Повесть о военных годах | страница 112
«Ну, как там танк? Цел? Держится?» — спрашивали друг друга при встрече боец-пехотинец и боец-танкист, летчик и моряк, командир и политработник. Наверное, так же спрашивал и командующий фронтом.
И танк держался. Целые дни нечеловеческое напряжение, впившиеся до боли в железное тело пулемета руки, лица в черной копоти, стиснутые зубы, гулкие разрывы гранат, взлетающая вместе с горячими осколками земля.
Однажды, вернувшись из очередного рейса, Кочетов доставил вместе с патронами письма. Они принесли радость и такое тепло, что, казалось, усталые танкисты согрелись у жаркого родного очага.
Девушка из Мурома часто писала Двинскому стихи; были они и в этом письме:
Двинский прочитал бесхитростные строки и бережно спрятал письмо в боковой карман гимнастерки. Швецу Кочетов передал запечатанный конверт.
— Это от комиссара Репина, — сказал он.
— Нам прислали привет наши товарищи. — У Швеца возбужденно заблестели глаза.
— Читай же скорее!
— «Выписка из протокола партийного собрания Первого танкового батальона от шестого марта 1942 года:
Партийная организация гордится, что в ее рядах есть такие коммунисты, как парторг первой роты Двинский, парторг третьей роты Швец и комсомолец сержант Кочетов. Коммунисты клянутся в предстоящем бою быть достойными своих товарищей, стойко защищать советскую землю от гитлеровских захватчиков».
— Товарищи! — строго сказал Двинский. — Теперь мы особенно твердо должны держаться; может быть, наш опыт будет примером для многих молодых бойцов. Не посрамим звания советского танкиста!
Защитники танка ответили товарищам письмом, его должен был передать автоматчикам Кочетов, когда пойдет в свой очередной опасный рейс. Но Кочетов не смог уже выйти из танка.
Фашисты догадались, наконец, откуда и когда черпают свои запасы осажденные в танке, и в последующие ночи танк беспрерывно освещался ракетами. Связь со своими войсками осталась только одна: огнем по врагу.

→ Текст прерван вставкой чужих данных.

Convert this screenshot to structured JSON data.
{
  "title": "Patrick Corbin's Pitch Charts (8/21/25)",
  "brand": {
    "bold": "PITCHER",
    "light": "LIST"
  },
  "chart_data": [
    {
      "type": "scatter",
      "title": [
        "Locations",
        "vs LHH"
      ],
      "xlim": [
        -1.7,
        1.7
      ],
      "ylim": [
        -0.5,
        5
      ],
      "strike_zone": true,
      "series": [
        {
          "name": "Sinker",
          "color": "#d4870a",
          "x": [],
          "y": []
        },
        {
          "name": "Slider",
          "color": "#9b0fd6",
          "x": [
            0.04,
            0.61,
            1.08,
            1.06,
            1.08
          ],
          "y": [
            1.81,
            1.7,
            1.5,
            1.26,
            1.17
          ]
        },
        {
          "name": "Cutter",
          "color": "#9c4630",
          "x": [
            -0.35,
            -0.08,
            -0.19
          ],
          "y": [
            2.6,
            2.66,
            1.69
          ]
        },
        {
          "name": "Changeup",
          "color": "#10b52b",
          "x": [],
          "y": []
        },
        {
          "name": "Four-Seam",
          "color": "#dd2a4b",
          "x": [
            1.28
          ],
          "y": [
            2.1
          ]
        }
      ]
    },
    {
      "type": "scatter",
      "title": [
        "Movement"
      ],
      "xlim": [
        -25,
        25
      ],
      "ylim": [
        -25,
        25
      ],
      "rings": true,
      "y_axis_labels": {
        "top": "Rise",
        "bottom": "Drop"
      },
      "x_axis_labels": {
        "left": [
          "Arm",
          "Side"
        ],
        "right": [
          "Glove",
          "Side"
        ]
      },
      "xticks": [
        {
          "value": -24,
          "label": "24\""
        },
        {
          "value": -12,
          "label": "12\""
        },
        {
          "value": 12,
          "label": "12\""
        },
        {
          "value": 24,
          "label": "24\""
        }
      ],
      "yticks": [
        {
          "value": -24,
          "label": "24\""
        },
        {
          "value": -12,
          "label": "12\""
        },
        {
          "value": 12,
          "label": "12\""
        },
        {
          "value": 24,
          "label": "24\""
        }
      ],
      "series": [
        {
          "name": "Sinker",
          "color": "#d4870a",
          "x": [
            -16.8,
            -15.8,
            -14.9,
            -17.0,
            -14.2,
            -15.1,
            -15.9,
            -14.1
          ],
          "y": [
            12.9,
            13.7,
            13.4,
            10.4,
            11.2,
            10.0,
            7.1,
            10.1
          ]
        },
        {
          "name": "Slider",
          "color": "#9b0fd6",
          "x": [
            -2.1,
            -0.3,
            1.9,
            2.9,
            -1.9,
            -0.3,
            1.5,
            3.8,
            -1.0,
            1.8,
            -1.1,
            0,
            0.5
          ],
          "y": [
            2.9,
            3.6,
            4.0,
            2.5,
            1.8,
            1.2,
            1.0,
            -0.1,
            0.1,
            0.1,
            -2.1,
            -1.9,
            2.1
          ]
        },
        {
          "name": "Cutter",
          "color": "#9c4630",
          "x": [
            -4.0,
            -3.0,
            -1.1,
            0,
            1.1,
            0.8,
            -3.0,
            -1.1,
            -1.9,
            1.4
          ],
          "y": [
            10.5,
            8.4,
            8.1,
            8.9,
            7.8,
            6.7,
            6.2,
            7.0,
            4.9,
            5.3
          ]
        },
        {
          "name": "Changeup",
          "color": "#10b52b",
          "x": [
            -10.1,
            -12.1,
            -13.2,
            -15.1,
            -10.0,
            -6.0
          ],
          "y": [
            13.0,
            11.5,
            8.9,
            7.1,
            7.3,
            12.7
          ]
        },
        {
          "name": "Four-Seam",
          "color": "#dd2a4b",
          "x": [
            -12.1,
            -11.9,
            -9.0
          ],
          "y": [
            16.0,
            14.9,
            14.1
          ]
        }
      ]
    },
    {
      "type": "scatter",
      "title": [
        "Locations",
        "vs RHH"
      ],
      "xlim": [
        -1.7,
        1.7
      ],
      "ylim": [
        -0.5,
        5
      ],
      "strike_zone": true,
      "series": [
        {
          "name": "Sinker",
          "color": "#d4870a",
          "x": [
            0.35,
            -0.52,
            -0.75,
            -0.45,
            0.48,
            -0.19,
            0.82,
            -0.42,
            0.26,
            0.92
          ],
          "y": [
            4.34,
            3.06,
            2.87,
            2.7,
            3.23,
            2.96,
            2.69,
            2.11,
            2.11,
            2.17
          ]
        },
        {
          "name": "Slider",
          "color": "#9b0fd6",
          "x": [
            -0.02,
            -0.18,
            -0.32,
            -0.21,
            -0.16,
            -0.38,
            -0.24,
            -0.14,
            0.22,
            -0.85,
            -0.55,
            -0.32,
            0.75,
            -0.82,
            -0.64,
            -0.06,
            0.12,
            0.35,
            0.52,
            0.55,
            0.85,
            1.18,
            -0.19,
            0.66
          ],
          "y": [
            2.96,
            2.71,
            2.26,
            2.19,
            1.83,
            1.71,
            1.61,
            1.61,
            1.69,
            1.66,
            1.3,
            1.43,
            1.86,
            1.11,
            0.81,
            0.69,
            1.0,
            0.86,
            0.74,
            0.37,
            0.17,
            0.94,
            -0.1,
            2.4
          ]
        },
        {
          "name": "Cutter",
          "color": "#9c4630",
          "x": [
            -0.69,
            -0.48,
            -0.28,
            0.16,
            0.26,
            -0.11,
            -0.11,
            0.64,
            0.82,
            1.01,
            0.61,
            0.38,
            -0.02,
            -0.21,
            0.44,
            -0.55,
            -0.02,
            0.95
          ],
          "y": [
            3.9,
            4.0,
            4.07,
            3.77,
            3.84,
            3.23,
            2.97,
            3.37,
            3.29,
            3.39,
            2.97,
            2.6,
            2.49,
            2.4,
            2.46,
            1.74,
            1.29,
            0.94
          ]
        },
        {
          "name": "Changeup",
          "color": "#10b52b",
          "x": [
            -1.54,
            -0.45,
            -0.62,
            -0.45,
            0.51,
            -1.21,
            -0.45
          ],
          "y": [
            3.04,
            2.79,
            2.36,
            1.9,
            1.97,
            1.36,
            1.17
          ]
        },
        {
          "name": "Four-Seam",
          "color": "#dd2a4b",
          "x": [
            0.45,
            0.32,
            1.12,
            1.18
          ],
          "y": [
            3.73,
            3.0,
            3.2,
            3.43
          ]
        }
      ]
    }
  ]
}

Противный мелкий дневной дождь сменялся ночью изморозью, и мороз доходил до семнадцати-восемнадцати градусов. Днем в горячке боя холода не замечали. Но ночью, когда наступало затишье, когда, поручив наблюдение автоматчикам, неусыпно охраняющим танк с такой близкой и такой далекой нашей стороны, танкисты получали, наконец, возможность отдохнуть и подкрепить силы, нестерпимый холод причинял невероятные мучения. Броня накалялась морозом; весь сухой спирт был израсходован, да и когда он был, разве можно было обогреть стальную громаду танка, овеваемого ветрами, а в нем трех измученных, легко одетых, промокших людей с обмороженными руками и ногами? Ночью, помимо всего, приходилось еще окапывать танк, укреплять свою крепость. Кончились продукты, бережно собирали крошки сухарей.